The transfer of the coal leases was held up when Wyoming regulators noted outstanding violations from Hoops’ coal companies in central Appalachia. In an email to the Star-Tribune at the time, Hoops categorized the violations as minor.


Once the outstanding violations were downgraded on a federal list, Wyoming approved the transfer of leases. But the transfer of permits — the process Blackjewel is going through now — has also been delayed.


Hoops said in an email to the Star-Tribune in February that bonding would be posted within days.


Blackjewel proposed its bevy of bonds in August.


The Department of Environmental Quality has yet to approve the permit transfer, which will be put out for public comment.


Blackjewel

 

Blackjewel LLC formed in Wyoming in 2017, an offshoot of Hoops’ varied coal assets in the east.


Hoops is also caught up in a legal fight with First Third Bank of Ohio over Eagle Butte and Belle Ayr.
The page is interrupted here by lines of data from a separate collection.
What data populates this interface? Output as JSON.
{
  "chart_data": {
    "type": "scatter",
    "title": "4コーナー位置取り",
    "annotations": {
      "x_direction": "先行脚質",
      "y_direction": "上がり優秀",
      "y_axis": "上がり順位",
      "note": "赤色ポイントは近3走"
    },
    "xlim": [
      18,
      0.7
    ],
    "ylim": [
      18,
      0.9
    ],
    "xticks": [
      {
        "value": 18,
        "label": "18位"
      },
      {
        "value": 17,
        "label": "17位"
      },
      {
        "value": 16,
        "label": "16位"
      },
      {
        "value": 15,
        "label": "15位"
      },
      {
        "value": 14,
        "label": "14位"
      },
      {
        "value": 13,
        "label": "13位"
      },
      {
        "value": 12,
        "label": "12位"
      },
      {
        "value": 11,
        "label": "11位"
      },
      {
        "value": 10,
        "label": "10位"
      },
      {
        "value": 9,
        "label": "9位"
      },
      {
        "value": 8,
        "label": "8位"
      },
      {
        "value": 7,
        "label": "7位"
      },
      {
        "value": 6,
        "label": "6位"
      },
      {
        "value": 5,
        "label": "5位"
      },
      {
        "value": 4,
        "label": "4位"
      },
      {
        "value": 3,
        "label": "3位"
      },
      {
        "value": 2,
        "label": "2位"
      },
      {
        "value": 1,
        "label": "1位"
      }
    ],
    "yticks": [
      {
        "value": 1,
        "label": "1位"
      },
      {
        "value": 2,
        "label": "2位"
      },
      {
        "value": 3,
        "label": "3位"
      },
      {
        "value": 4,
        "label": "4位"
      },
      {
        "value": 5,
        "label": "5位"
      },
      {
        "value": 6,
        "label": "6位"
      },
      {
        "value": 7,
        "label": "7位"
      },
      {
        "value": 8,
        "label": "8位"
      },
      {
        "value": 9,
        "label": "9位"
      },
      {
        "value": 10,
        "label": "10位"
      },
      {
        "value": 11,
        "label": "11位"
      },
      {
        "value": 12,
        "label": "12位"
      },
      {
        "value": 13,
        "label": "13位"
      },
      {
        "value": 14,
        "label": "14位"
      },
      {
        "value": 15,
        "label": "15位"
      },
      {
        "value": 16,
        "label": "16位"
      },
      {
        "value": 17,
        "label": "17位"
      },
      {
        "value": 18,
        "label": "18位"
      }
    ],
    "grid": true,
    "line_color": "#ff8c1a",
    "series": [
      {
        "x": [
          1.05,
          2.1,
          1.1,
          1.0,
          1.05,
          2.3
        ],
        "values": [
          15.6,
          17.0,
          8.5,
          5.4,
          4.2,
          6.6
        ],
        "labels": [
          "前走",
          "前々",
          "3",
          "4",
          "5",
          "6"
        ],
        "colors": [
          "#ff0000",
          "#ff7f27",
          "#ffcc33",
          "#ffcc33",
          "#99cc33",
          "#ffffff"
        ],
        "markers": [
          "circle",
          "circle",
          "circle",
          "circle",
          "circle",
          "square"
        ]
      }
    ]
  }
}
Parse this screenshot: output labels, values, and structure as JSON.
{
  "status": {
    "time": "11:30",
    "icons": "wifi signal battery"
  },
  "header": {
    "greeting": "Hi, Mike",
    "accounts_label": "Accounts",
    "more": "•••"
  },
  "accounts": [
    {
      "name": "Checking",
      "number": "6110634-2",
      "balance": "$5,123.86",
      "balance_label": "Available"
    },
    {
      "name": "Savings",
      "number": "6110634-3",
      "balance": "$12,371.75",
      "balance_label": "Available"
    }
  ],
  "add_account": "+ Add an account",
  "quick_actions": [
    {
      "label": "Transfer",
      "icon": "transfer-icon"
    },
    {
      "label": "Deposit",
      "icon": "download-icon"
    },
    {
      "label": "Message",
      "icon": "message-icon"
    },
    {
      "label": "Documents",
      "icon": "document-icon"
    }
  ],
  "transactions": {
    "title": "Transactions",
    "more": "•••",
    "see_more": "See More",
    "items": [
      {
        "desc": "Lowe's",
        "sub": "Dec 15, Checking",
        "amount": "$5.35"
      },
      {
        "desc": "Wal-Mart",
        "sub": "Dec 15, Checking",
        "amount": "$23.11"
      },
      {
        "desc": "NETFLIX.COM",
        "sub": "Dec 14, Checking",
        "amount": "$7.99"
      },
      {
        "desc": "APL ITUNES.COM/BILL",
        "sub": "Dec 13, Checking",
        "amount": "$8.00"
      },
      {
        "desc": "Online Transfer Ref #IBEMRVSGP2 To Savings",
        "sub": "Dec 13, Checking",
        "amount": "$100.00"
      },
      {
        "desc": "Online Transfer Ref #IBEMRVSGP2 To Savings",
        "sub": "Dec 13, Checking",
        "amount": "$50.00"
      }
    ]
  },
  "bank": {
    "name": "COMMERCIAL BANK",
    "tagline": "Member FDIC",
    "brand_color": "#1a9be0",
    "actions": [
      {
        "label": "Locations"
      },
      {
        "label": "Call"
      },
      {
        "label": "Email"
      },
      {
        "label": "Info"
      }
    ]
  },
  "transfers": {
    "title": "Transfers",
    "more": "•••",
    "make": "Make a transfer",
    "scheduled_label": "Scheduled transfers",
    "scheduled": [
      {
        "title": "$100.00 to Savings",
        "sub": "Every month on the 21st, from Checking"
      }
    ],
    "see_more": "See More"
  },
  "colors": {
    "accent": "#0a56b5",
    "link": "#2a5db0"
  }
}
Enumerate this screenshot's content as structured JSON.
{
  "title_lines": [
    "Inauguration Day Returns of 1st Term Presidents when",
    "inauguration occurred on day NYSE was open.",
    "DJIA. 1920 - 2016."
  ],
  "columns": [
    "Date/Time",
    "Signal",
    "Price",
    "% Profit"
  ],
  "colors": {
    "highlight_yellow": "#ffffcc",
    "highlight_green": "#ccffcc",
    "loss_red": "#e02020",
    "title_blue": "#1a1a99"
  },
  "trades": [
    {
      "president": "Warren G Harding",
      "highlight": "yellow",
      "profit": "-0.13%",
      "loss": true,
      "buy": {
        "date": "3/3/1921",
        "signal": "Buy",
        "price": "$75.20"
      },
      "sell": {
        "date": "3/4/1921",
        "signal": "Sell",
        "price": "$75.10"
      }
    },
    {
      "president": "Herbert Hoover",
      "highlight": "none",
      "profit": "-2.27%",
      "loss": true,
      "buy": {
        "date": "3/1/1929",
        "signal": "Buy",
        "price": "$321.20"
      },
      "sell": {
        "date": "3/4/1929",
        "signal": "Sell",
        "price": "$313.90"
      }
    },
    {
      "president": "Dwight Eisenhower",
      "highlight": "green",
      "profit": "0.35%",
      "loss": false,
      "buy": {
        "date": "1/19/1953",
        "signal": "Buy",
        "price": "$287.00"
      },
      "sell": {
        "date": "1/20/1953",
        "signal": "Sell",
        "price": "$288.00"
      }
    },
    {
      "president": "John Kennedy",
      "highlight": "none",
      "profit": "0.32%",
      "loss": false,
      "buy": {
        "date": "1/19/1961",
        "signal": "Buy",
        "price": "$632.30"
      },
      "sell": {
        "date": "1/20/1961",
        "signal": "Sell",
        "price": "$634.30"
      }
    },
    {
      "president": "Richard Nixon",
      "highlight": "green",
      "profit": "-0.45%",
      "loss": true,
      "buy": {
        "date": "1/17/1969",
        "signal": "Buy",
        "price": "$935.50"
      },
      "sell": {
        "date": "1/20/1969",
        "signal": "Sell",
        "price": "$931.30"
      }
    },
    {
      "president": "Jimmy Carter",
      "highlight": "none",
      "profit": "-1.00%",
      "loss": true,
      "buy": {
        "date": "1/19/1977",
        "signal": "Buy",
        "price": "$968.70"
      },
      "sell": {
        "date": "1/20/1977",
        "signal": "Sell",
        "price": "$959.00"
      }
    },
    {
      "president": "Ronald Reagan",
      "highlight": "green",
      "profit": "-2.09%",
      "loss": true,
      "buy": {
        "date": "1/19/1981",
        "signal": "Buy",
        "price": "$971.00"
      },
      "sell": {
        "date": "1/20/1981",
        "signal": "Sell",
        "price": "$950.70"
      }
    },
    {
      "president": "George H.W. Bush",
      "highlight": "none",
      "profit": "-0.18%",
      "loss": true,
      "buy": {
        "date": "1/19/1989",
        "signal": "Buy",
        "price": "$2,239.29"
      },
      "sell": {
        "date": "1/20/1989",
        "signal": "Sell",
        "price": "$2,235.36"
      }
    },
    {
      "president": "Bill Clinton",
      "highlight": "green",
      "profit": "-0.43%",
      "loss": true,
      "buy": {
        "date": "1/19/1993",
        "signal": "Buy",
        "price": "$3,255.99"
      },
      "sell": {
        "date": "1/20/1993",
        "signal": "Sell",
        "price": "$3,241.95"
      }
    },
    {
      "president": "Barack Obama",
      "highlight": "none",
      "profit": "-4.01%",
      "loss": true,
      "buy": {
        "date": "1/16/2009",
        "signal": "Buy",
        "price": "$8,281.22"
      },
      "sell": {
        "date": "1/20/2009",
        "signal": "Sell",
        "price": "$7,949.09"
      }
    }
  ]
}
The bank has argued that Hoops’ Revelation defaulted on debt payments and broke a contract by transferring the two Wyoming mines to a new LLC. The bank argued that the two mines should have been collateral against Revelation’s debt.


Revelation has alleged that the bank is scheming for additional money and that it was the bank that stopped answering the coal firm’s calls when time came to restructure the debt.


Anderson, of the Powder River Basin Resource Council, said the bonding issue is part of a larger concern her group has about Blackjewel as an operator in Wyoming.

 

“We are raising these objections to hopefully get some clarification on the real property bonds,” she said. “But also to send up some red flags about the future and what happens when the permit does get transferred to Blackjewel.”